Неистовая брюнетка глубоких лет, в бордовом бархатном пончо, величественна, как юрта в объятиях степной зари, как багровый остров, прижимала к уху сотовый телефончик и кричала в баритональной октаве:
— Я спрашиваю, где мои лучшие туфли? Я нашаривала их целое утро. Да, да, с турецким подбородком. Цвет возрастной, но меня не портит. Подчеркивает неувядаемость. Неужели ты не видела? А ну, опусти глаза и посмотри себе на ноги! Все еще не видишь?
Счастливец-гуляка где-то позади Большой Мары спрашивал:
— Скажи-ка, красавица-барышня, где нынче норд, а где — блаженный зюйд?
Мара не была уверена, что спрашивают ее, но бросала через плечо:
— Зюйд всегда там, где вы воображаете, что вам хорошо…

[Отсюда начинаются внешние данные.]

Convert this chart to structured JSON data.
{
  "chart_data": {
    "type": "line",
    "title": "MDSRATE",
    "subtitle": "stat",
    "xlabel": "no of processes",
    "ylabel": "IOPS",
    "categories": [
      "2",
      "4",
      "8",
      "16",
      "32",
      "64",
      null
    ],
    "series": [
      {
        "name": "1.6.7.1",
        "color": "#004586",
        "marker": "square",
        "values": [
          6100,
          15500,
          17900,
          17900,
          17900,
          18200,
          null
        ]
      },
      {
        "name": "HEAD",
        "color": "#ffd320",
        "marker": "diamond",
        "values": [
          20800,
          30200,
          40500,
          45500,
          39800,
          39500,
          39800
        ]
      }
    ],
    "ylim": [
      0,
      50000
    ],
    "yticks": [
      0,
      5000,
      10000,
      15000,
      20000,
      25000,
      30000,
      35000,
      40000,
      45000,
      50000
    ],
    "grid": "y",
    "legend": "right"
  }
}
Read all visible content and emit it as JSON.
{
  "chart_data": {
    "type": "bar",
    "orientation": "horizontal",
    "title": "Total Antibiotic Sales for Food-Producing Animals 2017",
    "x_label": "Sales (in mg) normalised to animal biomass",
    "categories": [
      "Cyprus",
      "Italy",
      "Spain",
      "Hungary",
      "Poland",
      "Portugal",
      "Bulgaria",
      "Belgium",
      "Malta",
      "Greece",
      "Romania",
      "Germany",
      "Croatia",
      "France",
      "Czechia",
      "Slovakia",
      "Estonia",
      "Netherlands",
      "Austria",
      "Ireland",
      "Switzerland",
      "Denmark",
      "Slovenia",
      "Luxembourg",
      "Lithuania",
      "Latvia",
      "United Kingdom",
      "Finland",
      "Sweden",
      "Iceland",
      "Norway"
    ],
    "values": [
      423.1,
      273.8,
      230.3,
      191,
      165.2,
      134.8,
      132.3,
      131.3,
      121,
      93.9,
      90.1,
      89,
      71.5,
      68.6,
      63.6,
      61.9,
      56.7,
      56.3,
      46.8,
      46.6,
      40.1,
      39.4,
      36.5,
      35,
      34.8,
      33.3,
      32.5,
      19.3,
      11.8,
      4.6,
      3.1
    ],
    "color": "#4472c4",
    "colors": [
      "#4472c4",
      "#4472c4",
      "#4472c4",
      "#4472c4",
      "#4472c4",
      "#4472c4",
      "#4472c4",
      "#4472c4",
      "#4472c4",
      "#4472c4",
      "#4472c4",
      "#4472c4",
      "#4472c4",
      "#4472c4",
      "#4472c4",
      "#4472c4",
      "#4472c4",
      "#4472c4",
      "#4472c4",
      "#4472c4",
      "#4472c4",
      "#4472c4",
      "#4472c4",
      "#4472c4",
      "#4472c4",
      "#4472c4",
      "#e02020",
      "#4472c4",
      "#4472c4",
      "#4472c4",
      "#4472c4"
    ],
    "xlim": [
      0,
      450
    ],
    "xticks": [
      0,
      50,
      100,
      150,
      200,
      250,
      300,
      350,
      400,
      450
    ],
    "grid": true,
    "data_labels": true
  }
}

Рослые ели, аристократки голубого шипа и надменной спины, узрев на подходе — рынок и толчеи продающих и купившихся, столы меновщиков и трещотки матерых зазывал, похвальбы и шустрые сговоры и многие проекции талантов или динариев и драхм, сиклей и сребреников, патетично подбирали подолы и шлейфы и выходили из уличной пыли, как из пены морской, и с волнующихся воланов и фестонов, с пощелкивающих арапников, и с воротников-стюартов, и с медичи сыпались лазурные течения, а колких уже сменяли прекраснотелые яблони в бело-розовых папильотках, привстав на локте из холи и нег, и потягивались, непрочно запирая беленые корсеты, и облизывались, струили приторные ароматы и обещали себя проходящим, не знающим низости спешки.